CHESTER COUNTY, S.C. — The Drug Enforcement Administration (DEA) said an unprecedented number of Americans are dying from counterfeit prescription pills sold on streets in the first Public Safety Alert the agency has issued in six years.
“These counterfeit pills have been seized by DEA in every U.S. state in unprecedented quantities,” the agency said in a press release, “More than 9.5 million counterfeit pills were seized so far this year, which is more than the last two years combined.”
The DEA said the counterfeit pills are mass-produced in labs run by criminal organizations and then sold under the guise that the pills are legitimate. The pills are made to look like oxycodone, hydrocodone, alprazolam, or amphetamines. Often, they can contain deadly doses of fentanyl or methamphetamine.
“The availability of the drugs is extremely concerning to us,” Chester County Sheriff Max Dorsey said.
His deputies have seized 1,000 pressed, counterfeit pills containing Fentanyl from a home just this week.

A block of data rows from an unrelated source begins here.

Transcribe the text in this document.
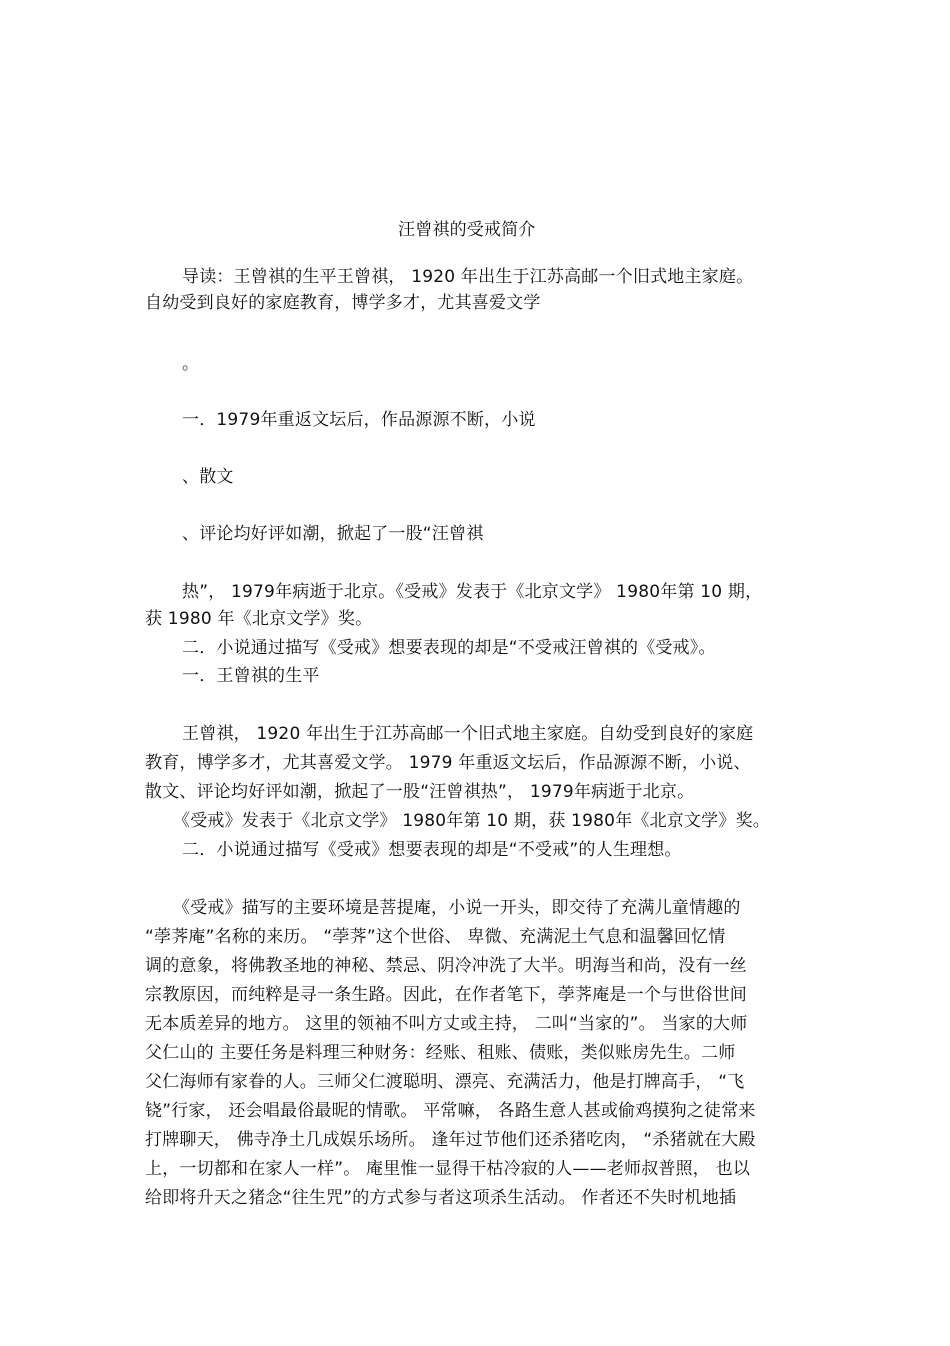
汪曾祺的受戒简介

导读：王曾祺的生平王曾祺， 1920 年出生于江苏高邮一个旧式地主家庭。

自幼受到良好的家庭教育，博学多才，尤其喜爱文学

。

一．1979年重返文坛后，作品源源不断，小说

、散文

、评论均好评如潮，掀起了一股“汪曾祺

热”， 1979年病逝于北京。《受戒》发表于《北京文学》 1980年第 10 期，

获 1980 年《北京文学》奖。

二．小说通过描写《受戒》想要表现的却是“不受戒汪曾祺的《受戒》。

一．王曾祺的生平

王曾祺， 1920 年出生于江苏高邮一个旧式地主家庭。自幼受到良好的家庭

教育，博学多才，尤其喜爱文学。 1979 年重返文坛后，作品源源不断，小说、

散文、评论均好评如潮，掀起了一股“汪曾祺热”， 1979年病逝于北京。

《受戒》发表于《北京文学》 1980年第 10 期，获 1980年《北京文学》奖。

二．小说通过描写《受戒》想要表现的却是“不受戒”的人生理想。

《受戒》描写的主要环境是菩提庵，小说一开头，即交待了充满儿童情趣的

“荸荠庵”名称的来历。 “荸荠”这个世俗、 卑微、充满泥土气息和温馨回忆情

调的意象，将佛教圣地的神秘、禁忌、阴冷冲洗了大半。明海当和尚，没有一丝

宗教原因，而纯粹是寻一条生路。因此，在作者笔下，荸荠庵是一个与世俗世间

无本质差异的地方。 这里的领袖不叫方丈或主持， 二叫“当家的”。 当家的大师

父仁山的 主要任务是料理三种财务：经账、租账、债账，类似账房先生。二师

父仁海师有家眷的人。三师父仁渡聪明、漂亮、充满活力，他是打牌高手， “飞

铙”行家， 还会唱最俗最昵的情歌。 平常嘛， 各路生意人甚或偷鸡摸狗之徒常来

打牌聊天， 佛寺净土几成娱乐场所。 逢年过节他们还杀猪吃肉， “杀猪就在大殿

上，一切都和在家人一样”。 庵里惟一显得干枯冷寂的人——老师叔普照， 也以

给即将升天之猪念“往生咒”的方式参与者这项杀生活动。 作者还不失时机地插
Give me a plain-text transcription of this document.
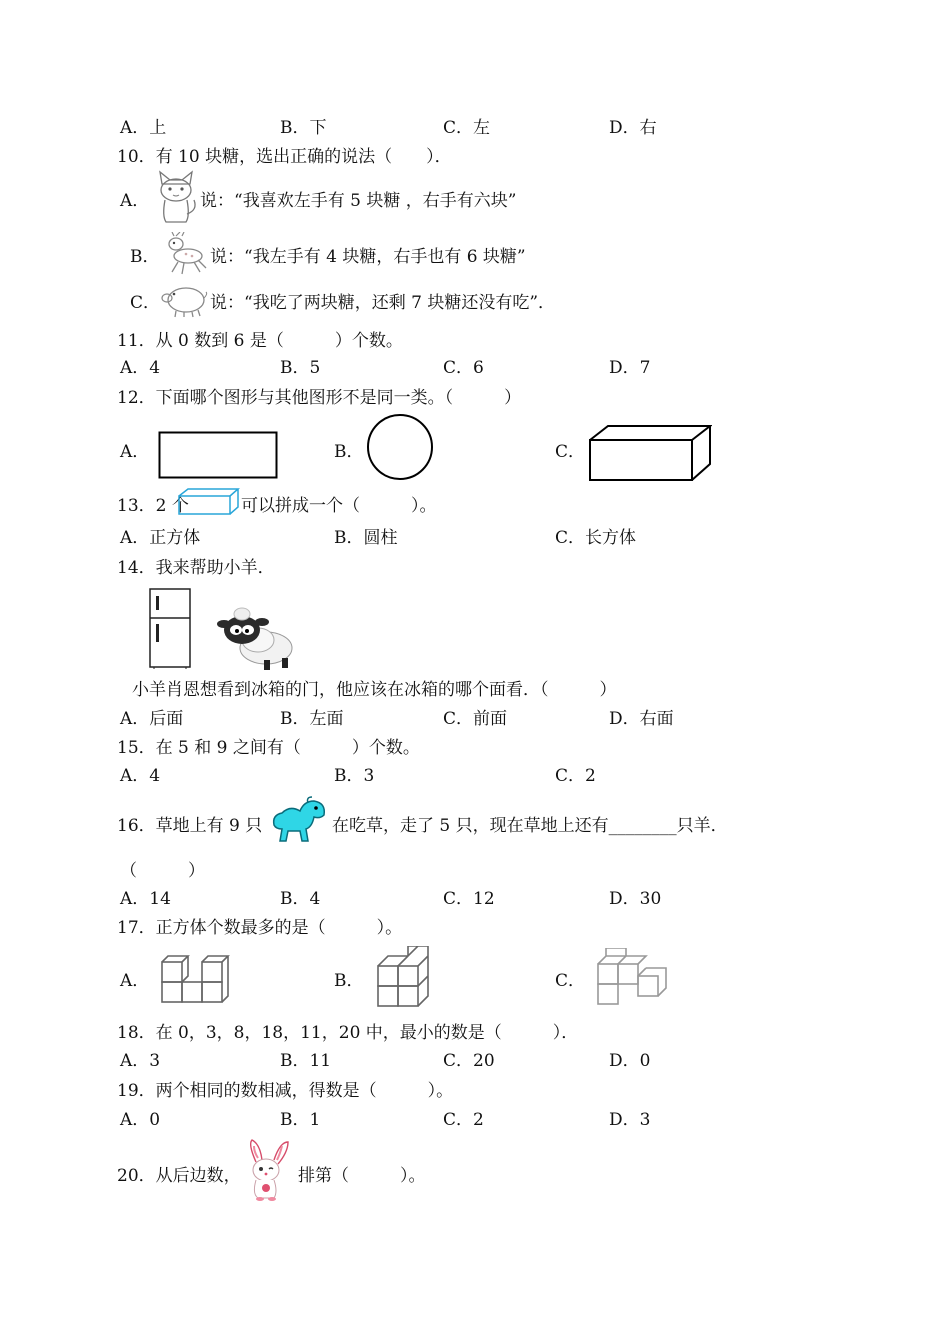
A．上	B．下	C．左	D．右
10．有 10 块糖，选出正确的说法（　　）．
A．	说：“我喜欢左手有 5 块糖 ，右手有六块”
B．	说：“我左手有 4 块糖，右手也有 6 块糖”
C．	说：“我吃了两块糖，还剩 7 块糖还没有吃”．
11．从 0 数到 6 是（　　　）个数。
A．4	B．5	C．6	D．7
12．下面哪个图形与其他图形不是同一类。（　　　）
A．	B．	C．
13．2 个	可以拼成一个（　　　）。
A．正方体	B．圆柱	C．长方体
14．我来帮助小羊．
小羊肖恩想看到冰箱的门，他应该在冰箱的哪个面看．（　　　）
A．后面	B．左面	C．前面	D．右面
15．在 5 和 9 之间有（　　　）个数。
A．4	B．3	C．2
16．草地上有 9 只	在吃草，走了 5 只，现在草地上还有________只羊．
（　　　）
A．14	B．4	C．12	D．30
17．正方体个数最多的是（　　　）。
A．	B．	C．
18．在 0，3，8，18，11，20 中，最小的数是（　　　）．
A．3	B．11	C．20	D．0
19．两个相同的数相减，得数是（　　　）。
A．0	B．1	C．2	D．3
20．从后边数，	排第（　　　）。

Dorsey spent 20 years working in SLED’s Drug Unit. He said authorities are seeing shipments from as far away as China in a sophisticated and well-organized illegal operation.
“They will place the order through the dark web. It comes from overseas. It makes its way through the parcel delivery service – whether it’s UPS or FedEx or DHL or whoever – and it’s delivered to wherever it needs to go,” Dorsey said.
The DEA said the vast majority of the counterfeit pills brought into the United States are produced in Mexico with the chemicals used to manufacture Fentanyl in Mexico arriving from China.
“These drugs are suppressing the cardiovascular system,” Dorsey explained. “So essentially it stops your heart and your breathing from happening, and you just die.”
Dorsey said the number of people dying is alarming.
The fight against drug traffickers continues both in Chester County and across the United States.